The report stated: “A key feature of the consultation related to the potential isolation of communities.
“We have further analysed our proposals and are confident that because we will retain extensive geographical coverage, albeit with fewer journeys on which people can travel, we have addressed this concern.”
Officers said the proposals put forward identified a potential reduction of £1.7m, and after discussions with contractors and, in some cases, the re-procurement of services, the total amount of savings was now estimated at £2m-a-year.
The report said: “The executive could decide to meet the original target of £1.1m by withdrawing town services and introducing appropriate mitigation, which in most cases means they would be retained on a commercial basis.
“This would mean the council would achieve the required saving and retain much of its supported network.

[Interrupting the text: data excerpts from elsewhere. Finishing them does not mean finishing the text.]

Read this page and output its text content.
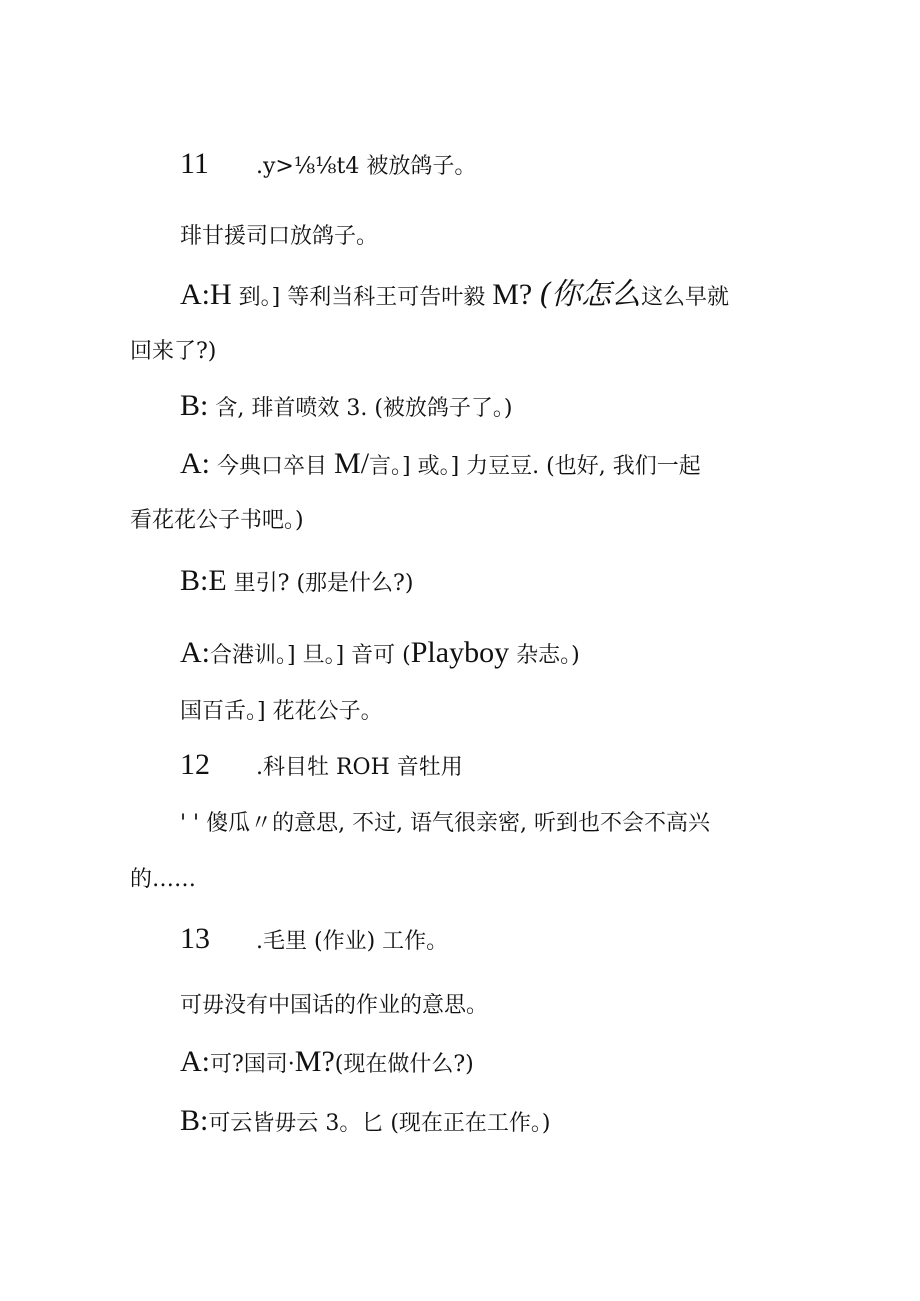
11 .y>⅛⅛t4 被放鸽子。
琲甘援司口放鸽子。
A:H 到。] 等利当科王可告叶毅 M? (你怎么这么早就
回来了?)
B: 含, 琲首喷效 3. (被放鸽子了。)
A: 今典口卒目 M/言。] 或。] 力豆豆. (也好, 我们一起
看花花公子书吧。)
B:E 里引? (那是什么?)
A:合港训。] 旦。] 音可 (Playboy 杂志。)
国百舌。] 花花公子。
12 .科目牡 ROH 音牡用
' ' 傻瓜〃的意思, 不过, 语气很亲密, 听到也不会不高兴
的……
13 .毛里 (作业) 工作。
可毋没有中国话的作业的意思。
A:可?国司·M?(现在做什么?)
B:可云皆毋云 3。匕 (现在正在工作。)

“The importance of bus services to local communities is fully recognised. The consultation responses clearly demonstrate that.
“However, this has to be measured against other services the council provides which are also highly valued by users.”
Shelagh Marshall, chairman of the Yorkshire and Humber Older People’s Forum, said she was saddened that there was no proposal to retain at some of the services, which were a lifeline to elderly people and the economies of isolated villages.
She said: “It is a shame if they don’t use the opportunity to look again at the services they are proposing to cut.
“It is essential we keep as many services as possible because in North Yorkshire we have a high proportion of elderly people.”
The council's deputy leader, Councillor Carl Les, said he did not want to comment ahead of the executive debate.